De acordo com o economista Simão Davi Silber, professor da Universidade de São Paulo (USP), a mudança no modelo econômico da China era esperado, mas o país ainda deve sofrer os impactos das barreiras comerciais levantadas pelos Estados Unidos, que impôs 30% de tarifas para os itens importados do gigante asiático. "A China crescendo menos é o novo normal. Não dava para continuar crescendo eternamente como antes e, para fazer um soft landing, o novo modelo está calcado, principalmente, no consumo, que foi bastante reprimido no passado", destaca.

Reserva de US$ 3 trilhões

Apesar da preocupação de analistas com a desaceleração do dragão chinês, Li Qui, ministro conselheiro da Embaixada da China no Brasil, demonstra otimismo com a economia do país asiático e destaca que, apesar do menor crescimento, o governo dispõe de muitos instrumentos de política macroeconômica, além de US$ 3 trilhões de reservas em moeda estrangeira. "Temos uma base sólida e instrumentos macroeconômicos suficientes para combater qualquer turbulência financeira", declara.

Segundo ele, o governo chinês estará focado em investir mais em setores com maior valor agregado, com tecnologias mais avançadas, como carros elétricos, e a economia digital. "Temos munição para combater qualquer risco. Estamos otimistas ante as novas oportunidades, e avançando bem", afirma Li, que destaca o enorme exército de consumidores da classe média em ascensão. "Temos 400 milhões de pessoas, atualmente e, até 2035, outros 400 milhões serão adicionados a essa faixa de renda."

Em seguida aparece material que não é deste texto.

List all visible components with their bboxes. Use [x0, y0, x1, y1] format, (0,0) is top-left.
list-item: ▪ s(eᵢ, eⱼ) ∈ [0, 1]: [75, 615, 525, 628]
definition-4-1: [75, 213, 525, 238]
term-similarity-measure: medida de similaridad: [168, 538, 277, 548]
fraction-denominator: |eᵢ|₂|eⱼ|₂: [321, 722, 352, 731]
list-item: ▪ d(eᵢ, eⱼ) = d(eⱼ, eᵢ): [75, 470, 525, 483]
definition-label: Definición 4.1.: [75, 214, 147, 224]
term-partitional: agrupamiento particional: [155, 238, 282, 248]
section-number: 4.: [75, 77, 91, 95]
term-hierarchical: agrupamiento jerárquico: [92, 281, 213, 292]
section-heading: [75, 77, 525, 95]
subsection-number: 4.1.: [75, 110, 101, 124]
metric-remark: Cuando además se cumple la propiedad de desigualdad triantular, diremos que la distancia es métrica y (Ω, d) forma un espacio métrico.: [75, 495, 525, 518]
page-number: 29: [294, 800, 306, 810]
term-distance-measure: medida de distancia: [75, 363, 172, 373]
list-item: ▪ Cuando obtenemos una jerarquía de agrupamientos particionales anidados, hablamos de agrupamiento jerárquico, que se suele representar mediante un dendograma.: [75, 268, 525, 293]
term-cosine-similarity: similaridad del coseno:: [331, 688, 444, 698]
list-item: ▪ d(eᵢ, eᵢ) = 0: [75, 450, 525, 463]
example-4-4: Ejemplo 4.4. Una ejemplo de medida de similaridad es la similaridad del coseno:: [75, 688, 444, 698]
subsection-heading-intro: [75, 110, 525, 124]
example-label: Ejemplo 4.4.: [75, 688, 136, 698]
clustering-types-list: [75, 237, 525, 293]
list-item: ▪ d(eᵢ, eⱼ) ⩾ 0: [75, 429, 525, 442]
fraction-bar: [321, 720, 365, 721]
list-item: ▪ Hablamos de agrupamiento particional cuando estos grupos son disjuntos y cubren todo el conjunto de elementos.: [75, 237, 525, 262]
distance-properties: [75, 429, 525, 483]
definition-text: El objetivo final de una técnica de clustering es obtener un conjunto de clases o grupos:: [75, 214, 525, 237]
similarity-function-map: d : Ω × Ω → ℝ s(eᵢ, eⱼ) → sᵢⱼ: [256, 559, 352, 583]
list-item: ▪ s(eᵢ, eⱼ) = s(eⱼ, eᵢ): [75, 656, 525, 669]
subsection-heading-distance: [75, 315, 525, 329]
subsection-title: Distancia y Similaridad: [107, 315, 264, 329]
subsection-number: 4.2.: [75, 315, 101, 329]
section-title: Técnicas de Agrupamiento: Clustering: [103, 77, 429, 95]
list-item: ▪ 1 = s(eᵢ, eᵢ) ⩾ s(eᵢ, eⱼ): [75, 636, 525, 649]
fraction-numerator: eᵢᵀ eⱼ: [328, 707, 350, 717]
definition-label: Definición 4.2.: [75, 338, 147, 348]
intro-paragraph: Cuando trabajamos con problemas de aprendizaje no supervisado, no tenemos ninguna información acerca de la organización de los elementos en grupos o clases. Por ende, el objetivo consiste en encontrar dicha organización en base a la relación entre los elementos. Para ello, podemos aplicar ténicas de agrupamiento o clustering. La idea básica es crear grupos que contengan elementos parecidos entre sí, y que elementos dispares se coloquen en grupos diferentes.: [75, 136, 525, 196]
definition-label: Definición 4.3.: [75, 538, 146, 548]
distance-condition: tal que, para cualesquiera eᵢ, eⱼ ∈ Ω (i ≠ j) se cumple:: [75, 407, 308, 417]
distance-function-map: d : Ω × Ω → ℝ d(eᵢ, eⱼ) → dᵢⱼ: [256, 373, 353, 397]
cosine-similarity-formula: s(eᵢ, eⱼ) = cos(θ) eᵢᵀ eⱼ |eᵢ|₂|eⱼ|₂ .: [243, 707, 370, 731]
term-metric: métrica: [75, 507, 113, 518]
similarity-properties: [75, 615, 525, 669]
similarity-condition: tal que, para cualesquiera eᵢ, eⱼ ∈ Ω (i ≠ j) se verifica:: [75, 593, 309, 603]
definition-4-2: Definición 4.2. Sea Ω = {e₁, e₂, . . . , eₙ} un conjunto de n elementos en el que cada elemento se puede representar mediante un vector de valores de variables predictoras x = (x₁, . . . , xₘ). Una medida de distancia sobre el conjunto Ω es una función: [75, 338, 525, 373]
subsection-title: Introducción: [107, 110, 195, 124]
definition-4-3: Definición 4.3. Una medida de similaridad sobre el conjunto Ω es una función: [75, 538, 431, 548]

Reinaldo Ma, sócio consultor da BMJ Consultores Associados, também prefere ver o copo meio cheio da conjuntura atual. "A China atravessa um período de compasso de espera para definir novas posições do partido. O PIB em desaceleração pode assustar um pouco, mas, de forma geral, os números continuam bons e o impacto da diminuição do ritmo de expansão pode não ser tão ruim, porque o país asiático continuará crescendo e sendo um parceiro comercial importante para o Brasil", completa.

Desafios

Analistas notam, ainda o momento é de desaceleração econômica global, devido à persistência inflacionária que está levando os bancos centrais dos países desenvolvidos a aumentarem os juros — um freio para a atividade econômica — e à guerra da Ucrânia, que pressiona os custos da energia.

Diante desse cenário desafiador, a cautela dos governos precisa ser redobrada. "Não sou muito otimista com o crescimento chinês daqui para frente. A política de tolerância zero com a covid-19, a bolha do mercado imobiliário e a volta da economia para algo mais próximo do comunismo do que do capitalismo são fatores que contribuem para esse cenário de desaceleração", ressalta Luis Otavio Souza Leal, economista-chefe do Banco Alfa.